Musul vilayetinde sınırın kuzey tarafı ise daha farklı bir görüntü arzetmektedir. Irak Suriye sınırının kuzeybatı ucu, Musul’un Telafer ilçesi oluşturmaktadır. Telafer, ilçe merkezinin tamamının Türkmenlerden oluştuğu, ancak bağlı nahiyelerden ikisinde Araplar ve Kürtlerin de yaşadığı büyük bir ilçedir. Telafer’in özellikle Rabia Nahiyesi, Irak ile Suriye sınırının kuzeybatısındaki temel ticaret ve kaçakçılık merkezi olagelmiştir. Nüfusunun büyük bir çoğunluğunu Sünni Arapların (en kalabalığı Şammar aşireti olmak üzere Cubbur, Ekaydat vd.) oluşturduğu Rabia ve çevresindeki aşiretlerin büyük bir kısmının sınırın öte tarafında çok sayıda akraba aşiret, klan ve aileleri bulunmaktadır.

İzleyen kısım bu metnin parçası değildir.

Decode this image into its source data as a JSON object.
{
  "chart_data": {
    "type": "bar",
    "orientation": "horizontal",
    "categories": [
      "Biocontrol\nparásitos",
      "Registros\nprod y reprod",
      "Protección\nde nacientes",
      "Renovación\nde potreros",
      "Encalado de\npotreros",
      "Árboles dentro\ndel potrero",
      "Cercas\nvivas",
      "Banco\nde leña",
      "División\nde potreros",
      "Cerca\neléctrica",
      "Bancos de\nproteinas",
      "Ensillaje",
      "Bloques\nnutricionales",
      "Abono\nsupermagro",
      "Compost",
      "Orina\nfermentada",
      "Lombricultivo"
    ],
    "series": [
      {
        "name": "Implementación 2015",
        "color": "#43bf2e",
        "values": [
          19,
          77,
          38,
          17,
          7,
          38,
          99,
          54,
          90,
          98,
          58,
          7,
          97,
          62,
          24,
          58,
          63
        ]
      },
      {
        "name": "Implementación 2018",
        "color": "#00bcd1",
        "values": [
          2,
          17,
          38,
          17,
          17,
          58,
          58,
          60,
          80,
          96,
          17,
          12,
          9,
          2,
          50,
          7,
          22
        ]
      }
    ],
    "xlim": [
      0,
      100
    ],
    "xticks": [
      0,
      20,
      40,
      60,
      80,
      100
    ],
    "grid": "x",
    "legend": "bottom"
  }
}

Aralarında bazen güçlü bazen zayıf aşiret ve aile bağları sürdüren bu grupların çatışmalardan etkilenerek birbirine yardım etmek istemesi kaçınılmazdır. Fakat siyasi şartlar bu yardımı zorlaştırmaktadır. Musul’daki Arap aşiretlerinin oluşturduğu siyasi koalisyonların parçalanması ve bu aşiretlerden bir kısmının Maliki’yle yakın ilişkiler kurması bu bölgeden Suriye’deki muhaliflere silah gitmesini etkilemektedir. Örneğin, Rabia’nın en etkin aşireti olan ayrıca Musul’un en güçlü siyasi aktörlerinden bazılarını bünyesinde barındıran Şammar Aşireti’nin Yaver kolu Hadba içindeki anlaşmazlıklar nedeniyle merkezi hükümetle yakınlaşmıştır. Bu yakınlaşma sonucunda (İran-Maliki-Esad Üçgeni dikkate alındığında gayet normal görünen) bu grubun kontrol ettiği Rabia hattının muhaliflere büyük çaplı ve kitlesel bir silah akışını engellediği görülmektedir. Ayrıca, Musul ve civarında yapılan görüşmelerden ve bazı faktörlerden anlaşılabileceği gibi silah ticareti dar ve kişisel boyutta kalmaktadır. Örneğin, herhangi bir yerden kitlesel ve büyük çaplı bir destek olmadığı görülmektedir. Tersine, durumdan yararlanmak isteyen küçük çaplı tüccarların Musul halkı içinde evlerinde silah bulunduran kişilerden 1-2 yıl öncesine göre 2 katı fiyat vererek (650-800.000 Irak Dinarı) silah toplayabildiği, bu silahları zor koşullar altında sınırın diğer tarafına geçirdikleri karşılığında ise Suriye’den canlı hayvan ve para aldıkları söylenmektedir. Bu durum desteğin, ideolojik, stratejik ya da aile bağları faktörlerden ziyade Musul’daki ekonomik sorunlar ve siyasi denklemler nedeniyle küçük çaplı olarak gerçekleştirildiğini düşündürmektedir.
 
Özetle, halihazırda Irak, Suriye’deki gelişmeleri etkileyen büyük bir rol oynamaya başlamıştır. Muhalifleri dolaylı yollardan silahlandırma çabası ise zayıf ve kontrolsüz bir biçimde ilerlemektedir. Bu sürecin geleceği, Irak’ın yakın gelecekteki yapmayı planladığı Vilayet Meclisi seçimleri çerçevesinde Irak’taki siyasi denklemin yeniden şekillenmesinden etkilenecektir.